Pada bulan Oktober tahun ini, duta besar ‘Israel’ untuk Perserikatan Bangsa-Bangsa, Gilad Erdan, mengklaim bahwa buku teks yang digunakan oleh sekolah-sekolah yang dijalankan oleh UNRWA berisi konten yang menghasut, menuntut agar PBB “menghentikan hasutan dan antisemitisme di sekolah-sekolah UNRWA dan secara terbuka berjanji untuk menghilangkan infrastruktur teroris di bangunannya”.
UNRWA membantah tuduhan tersebut dan mengatakan bahwa layanan yang diberikannya tidak akan tersedia untuk warga Palestina.
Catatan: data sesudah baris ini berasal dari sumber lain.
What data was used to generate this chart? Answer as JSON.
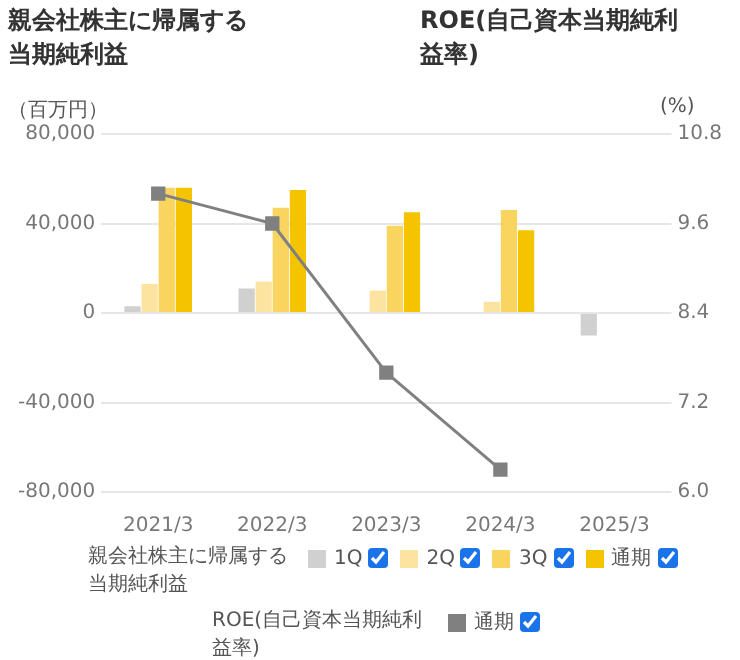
{
  "chart_data": {
    "type": "bar",
    "title": "親会社株主に帰属する当期純利益",
    "subtitle": "ROE(自己資本当期純利益率)",
    "ylabel": "（百万円）",
    "y2label": "(%)",
    "categories": [
      "2021/3",
      "2022/3",
      "2023/3",
      "2024/3",
      "2025/3"
    ],
    "series": [
      {
        "name": "1Q",
        "color": "#d0d0d0",
        "values": [
          3000,
          11000,
          null,
          null,
          -10000
        ]
      },
      {
        "name": "2Q",
        "color": "#fde3a0",
        "values": [
          13000,
          14000,
          10000,
          5000,
          null
        ]
      },
      {
        "name": "3Q",
        "color": "#f9d45e",
        "values": [
          56000,
          47000,
          39000,
          46000,
          null
        ]
      },
      {
        "name": "通期",
        "color": "#f5c400",
        "values": [
          56000,
          55000,
          45000,
          37000,
          null
        ]
      },
      {
        "name": "通期",
        "type": "line",
        "axis": "y2",
        "color": "#808080",
        "marker": "square",
        "values": [
          10.0,
          9.6,
          7.6,
          6.3,
          null
        ]
      }
    ],
    "ylim": [
      -80000,
      80000
    ],
    "yticks": [
      {
        "value": -80000,
        "label": "-80,000"
      },
      {
        "value": -40000,
        "label": "-40,000"
      },
      0,
      {
        "value": 40000,
        "label": "40,000"
      },
      {
        "value": 80000,
        "label": "80,000"
      }
    ],
    "y2lim": [
      6.0,
      10.8
    ],
    "y2ticks": [
      {
        "value": 6,
        "label": "6.0"
      },
      7.2,
      8.4,
      9.6,
      10.8
    ],
    "grid": "y",
    "legend": "bottom"
  }
}
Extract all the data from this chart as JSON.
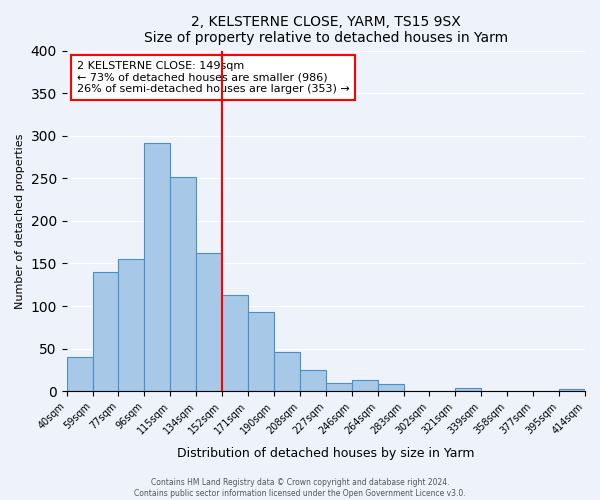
{
  "title": "2, KELSTERNE CLOSE, YARM, TS15 9SX",
  "subtitle": "Size of property relative to detached houses in Yarm",
  "xlabel": "Distribution of detached houses by size in Yarm",
  "ylabel": "Number of detached properties",
  "bin_labels": [
    "40sqm",
    "59sqm",
    "77sqm",
    "96sqm",
    "115sqm",
    "134sqm",
    "152sqm",
    "171sqm",
    "190sqm",
    "208sqm",
    "227sqm",
    "246sqm",
    "264sqm",
    "283sqm",
    "302sqm",
    "321sqm",
    "339sqm",
    "358sqm",
    "377sqm",
    "395sqm",
    "414sqm"
  ],
  "bar_heights": [
    40,
    140,
    155,
    292,
    251,
    162,
    113,
    93,
    46,
    25,
    10,
    13,
    8,
    0,
    0,
    4,
    0,
    0,
    0,
    3
  ],
  "bar_color": "#a8c8e8",
  "bar_edge_color": "#4a90c4",
  "reference_line_x": 6,
  "annotation_title": "2 KELSTERNE CLOSE: 149sqm",
  "annotation_line1": "← 73% of detached houses are smaller (986)",
  "annotation_line2": "26% of semi-detached houses are larger (353) →",
  "ylim": [
    0,
    400
  ],
  "yticks": [
    0,
    50,
    100,
    150,
    200,
    250,
    300,
    350,
    400
  ],
  "footer_line1": "Contains HM Land Registry data © Crown copyright and database right 2024.",
  "footer_line2": "Contains public sector information licensed under the Open Government Licence v3.0.",
  "background_color": "#eef2fb",
  "plot_background": "#eef2fb"
}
Badan tersebut didirikan pada tahun-tahun setelah lebih dari 700.000 warga Palestina telah diusir atau meninggalkan tanah mereka selama perang 1948 seputar pembentukan ‘Israel’. Ini memberikan layanan sekolah dan medis untuk jutaan pengungsi miskin di Yordania, Libanon dan Suriah, serta wilayah Palestina.
Laporan Etika PBB
Sementara badan utama PBB yang menangani pengungsi – UNHCR – berkonsentrasi pada pemulangan sukarela mereka atau integrasi dan pemukiman kembali lokal, UNRWA mempertahankan jutaan orang sebagai pengungsi dalam jangka panjang, meningkatkan jumlahnya dari tahun ke tahun.
November lalu, Majelis Umum PBB menyetujui perpanjangan mandat UNRWA selama tiga tahun, seminggu setelah Krahenbuhl mengundurkan diri karena laporan etika PBB yang menuduh salah urus dan penyalahgunaan wewenang di antara pejabat senior badan tersebut. Setelah itu, ‘Israel’ telah menyerukan penutupan UNRWA.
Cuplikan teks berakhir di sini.